Pionnier en France, le docteur Bloch a finalement été rejoint par la communauté médicale, qui considère désormais la méditation MBSR comme un outil thérapeutique utile dans la gestion de la douleur et du stress, l’anxiété face aux examens complémentaires (prises de sang, scanners, IRM, radiothérapies…), voire pour diminuer la prise d’antalgiques ou de somnifères. Au sein du DU, le professeur Bertschy aborde, quant à lui, les preuves pour « les troubles de l’humeur, l’addiction, l’obésité, les problèmes cardiovasculaires… La méditation va permettre aussi aux patients d’avoir moins de rechutes de dépression, de symptômes d’angoisse et de fatigue. On va améliorer leur qualité de vie, et c’est important. »

Dans son cabinet, le docteur Bloch, pragmatique, constate les effets de la méditation sur les rhumatismes inflammatoires : « C’est un outil intéressant dans les pathologies comme le mal de dos, les tendinites, qui ont une composante importante liée au stress. La méditation MBSR a des effets nettement préventifs dans ces cas-là. Ceux qui la pratiquent régulièrement rapportent moins d’épisodes de douleurs et on observe un effet curatif dans de nombreux cas. »

Des soignés aux soignants volontaires

A sa grande surprise, le docteur Bloch relève aussi que la méditation a « complètement changé [sa] relation aux patients ! Cela m’a permis de me rapprocher d’eux, d’être plus présent et d’abandonner la posture de l’expert, sans pour autant abandonner l’expertise elle-même. On dialogue autrement, on est plus centré sur la relation. C’est une part fondamentale dans le soin, car les patients ont besoin d’être considérés dans leur entièreté, pas seulement qu’on ­répare tel ou tel organe dysfonctionnel. »

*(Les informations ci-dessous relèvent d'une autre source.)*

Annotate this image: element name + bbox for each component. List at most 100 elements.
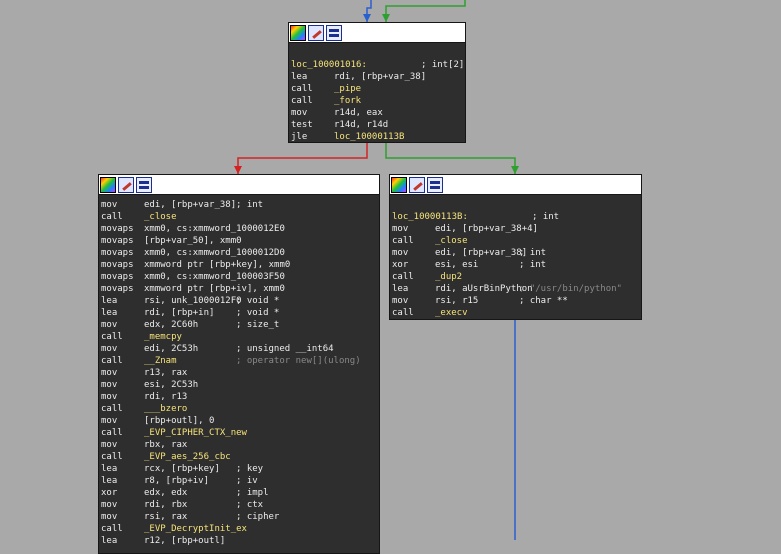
instruction-line[interactable]: mov esi, 2C53h <box>101 379 379 391</box>
instruction-line[interactable]: mov r14d, eax <box>291 107 465 119</box>
instruction-line[interactable]: call ___bzero <box>101 403 379 415</box>
mnemonic: movaps <box>101 260 134 270</box>
operands: xmm0, cs:xmmword_1000012D0 <box>144 248 285 258</box>
instruction-line[interactable]: movaps xmmword ptr [rbp+iv], xmm0 <box>101 283 379 295</box>
instruction-line[interactable]: movaps xmm0, cs:xmmword_1000012E0 <box>101 223 379 235</box>
rename-icon[interactable] <box>118 176 134 193</box>
mnemonic: movaps <box>101 236 134 246</box>
operands: edx, edx <box>144 488 188 498</box>
instruction-line[interactable]: call _execv <box>392 307 641 319</box>
instruction-line[interactable]: call __Znam ; operator new[](ulong) <box>101 355 379 367</box>
instruction-line[interactable]: call _EVP_aes_256_cbc <box>101 451 379 463</box>
graph-overview-icon[interactable] <box>427 176 443 193</box>
operands: ___bzero <box>144 404 188 414</box>
comment: ; char ** <box>519 296 568 306</box>
instruction-line[interactable]: call _EVP_CIPHER_CTX_new <box>101 427 379 439</box>
mnemonic: mov <box>101 416 118 426</box>
comment: ; ctx <box>236 500 264 510</box>
mnemonic: call <box>392 308 414 318</box>
operands: _close <box>144 212 177 222</box>
instruction-line[interactable]: call _fork <box>291 95 465 107</box>
graph-overview-icon[interactable] <box>326 24 342 41</box>
operands: _execv <box>435 308 468 318</box>
instruction-line[interactable]: lea rdi, aUsrBinPython; "/usr/bin/python" <box>392 283 641 295</box>
instruction-line[interactable]: movaps xmmword ptr [rbp+key], xmm0 <box>101 259 379 271</box>
instruction-line[interactable]: call _EVP_DecryptInit_ex <box>101 523 379 535</box>
mnemonic: call <box>291 96 313 106</box>
instruction-line[interactable]: mov edi, [rbp+var_38+4] <box>392 223 641 235</box>
instruction-line[interactable]: lea r8, [rbp+iv] ; iv <box>101 475 379 487</box>
instruction-line[interactable]: lea r12, [rbp+outl] <box>101 535 379 547</box>
instruction-line[interactable]: mov rdi, rbx ; ctx <box>101 499 379 511</box>
mnemonic: mov <box>101 380 118 390</box>
graph-overview-icon[interactable] <box>136 176 152 193</box>
basic-block-fallthrough[interactable]: mov edi, [rbp+var_38]; int call _close movap… <box>98 174 380 554</box>
mnemonic: mov <box>101 392 118 402</box>
instruction-line[interactable]: call _close <box>101 211 379 223</box>
color-palette-icon[interactable] <box>391 176 407 193</box>
operands: _EVP_DecryptInit_ex <box>144 524 247 534</box>
operands: rdi, aUsrBinPython <box>435 284 533 294</box>
instruction-line[interactable]: lea rdi, [rbp+var_38] <box>291 71 465 83</box>
operands: _dup2 <box>435 272 463 282</box>
block-label[interactable]: loc_100001016: <box>291 59 421 71</box>
operands: edi, [rbp+var_38] <box>144 200 237 210</box>
instruction-line[interactable]: call _memcpy <box>101 331 379 343</box>
instruction-line[interactable]: movaps xmm0, cs:xmmword_1000012D0 <box>101 247 379 259</box>
instruction-line[interactable]: lea rsi, unk_1000012F0; void * <box>101 295 379 307</box>
color-palette-icon[interactable] <box>100 176 116 193</box>
instruction-line[interactable]: mov rsi, r15 ; char ** <box>392 295 641 307</box>
node-header <box>390 175 641 195</box>
operands: _EVP_CIPHER_CTX_new <box>144 428 247 438</box>
color-palette-icon[interactable] <box>290 24 306 41</box>
basic-block-loc_100001016[interactable]: loc_100001016:; int[2] lea rdi, [rbp+var_… <box>288 22 466 143</box>
comment: ; impl <box>236 488 269 498</box>
instruction-line[interactable]: lea rcx, [rbp+key] ; key <box>101 463 379 475</box>
mnemonic: mov <box>101 344 118 354</box>
mnemonic: jle <box>291 132 308 142</box>
instruction-line[interactable]: call _pipe <box>291 83 465 95</box>
operands: rbx, rax <box>144 440 188 450</box>
mnemonic: lea <box>101 464 118 474</box>
instruction-line[interactable]: mov edx, 2C60h ; size_t <box>101 319 379 331</box>
instruction-line[interactable]: call _dup2 <box>392 271 641 283</box>
comment: ; operator new[](ulong) <box>236 356 361 366</box>
instruction-line[interactable]: mov edi, [rbp+var_38]; int <box>392 247 641 259</box>
operands: xmmword ptr [rbp+key], xmm0 <box>144 260 291 270</box>
mnemonic: lea <box>101 476 118 486</box>
instruction-line[interactable]: mov rbx, rax <box>101 439 379 451</box>
basic-block-loc_10000113B[interactable]: loc_10000113B: ; int mov edi, [rbp+var_38+… <box>389 174 642 320</box>
operands: rdi, [rbp+var_38] <box>334 72 427 82</box>
instruction-line[interactable]: mov edi, [rbp+var_38]; int <box>101 199 379 211</box>
instruction-line[interactable]: xor edx, edx ; impl <box>101 487 379 499</box>
comment: ; void * <box>236 296 280 306</box>
operands: [rbp+outl], 0 <box>144 416 215 426</box>
comment: ; unsigned __int64 <box>236 344 334 354</box>
instruction-line[interactable]: mov rdi, r13 <box>101 391 379 403</box>
operands: esi, esi <box>435 260 479 270</box>
operands: _fork <box>334 96 362 106</box>
operands: xmm0, cs:xmmword_100003F50 <box>144 272 285 282</box>
operands: edx, 2C60h <box>144 320 199 330</box>
instruction-line[interactable]: mov edi, 2C53h ; unsigned __int64 <box>101 343 379 355</box>
instruction-line[interactable]: mov r13, rax <box>101 367 379 379</box>
comment: ; int <box>519 248 547 258</box>
instruction-line[interactable]: movaps [rbp+var_50], xmm0 <box>101 235 379 247</box>
mnemonic: mov <box>392 224 409 234</box>
rename-icon[interactable] <box>409 176 425 193</box>
instruction-line[interactable]: lea rdi, [rbp+in] ; void * <box>101 307 379 319</box>
instruction-line[interactable]: xor esi, esi ; int <box>392 259 641 271</box>
instruction-line[interactable]: mov rsi, rax ; cipher <box>101 511 379 523</box>
operands: esi, 2C53h <box>144 380 199 390</box>
mnemonic: lea <box>101 536 118 546</box>
rename-icon[interactable] <box>308 24 324 41</box>
edge-false-branch <box>237 143 368 174</box>
operands: xmm0, cs:xmmword_1000012E0 <box>144 224 285 234</box>
instruction-line[interactable]: call _close <box>392 235 641 247</box>
block-label[interactable]: loc_10000113B: <box>392 211 532 223</box>
instruction-line[interactable]: mov [rbp+outl], 0 <box>101 415 379 427</box>
instruction-line[interactable]: test r14d, r14d <box>291 119 465 131</box>
instruction-line[interactable]: jle loc_10000113B <box>291 131 465 142</box>
mnemonic: mov <box>291 108 308 118</box>
instruction-line[interactable]: movaps xmm0, cs:xmmword_100003F50 <box>101 271 379 283</box>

« De fil en aiguille, il a géré des petits groupes de patients, puis le succès venant sur le terrain, en voyant l’amélioration et l’engouement de ces derniers, on est passé des soignés aux soignants volontaires, et la spirale a pris », se souvient le professeur Sibilia, chef du service rhumatologie à l’hôpital de Strasbourg.

Aujourd’hui, le succès du DU à Strasbourg est tel qu’il refuse du monde. Cette année, 400 demandes ont été enregistrées, pour 60 places. Depuis deux ans, il fait même des émules en inspirant la création d’autres DU à Lyon, Nice, Toulouse et Montpellier. Un ­paysage encore timide, là où la plupart des grandes universités américaines ont déjà un département de recherche consacré à la ­méditation de pleine conscience.

L’engagement de Jean-Gérard Bloch en faveur de la méditation thérapeutique lui a récemment valu la reconnaissance de ses pairs, avec une nomination de professeur de médecine conventionné à l’université de Strasbourg. Mais il voit plus loin : « L’idéal serait d’installer la méditation de pleine conscience au quotidien pour tous, ou régulièrement dans sa vie. Car, à l’instar des activités sportives ou musicales, c’est dans la répétition que les transformations se font. » La méditation représenterait une hygiène de vie, mais également un enjeu de santé publique et une économie pour la Sécurité sociale qui mériterait l’attention des politiques de santé et d’éducation, selon lui. Rigoureux et stratège, le docteur Bloch a sensibilisé quelques députés en animant des groupes de méditation au sein de l’Assemblée nationale depuis 2017.

Né à Strasbourg, il se sent « un citoyen du monde », même s’il a construit toute sa vie de famille et sa carrière dans la ville. « Issu d’un milieu aisé, j’ai eu une éducation très ouverte, avec des parents très impliqués sur les démarches humanistes et associatives », confie-t-il, conscient d’avoir grandi « en bonne santé, dans un pays en paix, avec beaucoup de privilèges ».

Au fil des années, le praticien a fini par croire en la convergence des médecines. « Plutôt que de les exclure, je pense que l’avenir de la médecine est de pouvoir intégrer différentes approches. J’essaie à mon échelle de mettre en place des possibilités de dialogue et de fertilisation croisée », confie le quinquagénaire, méditant de nouveaux projets.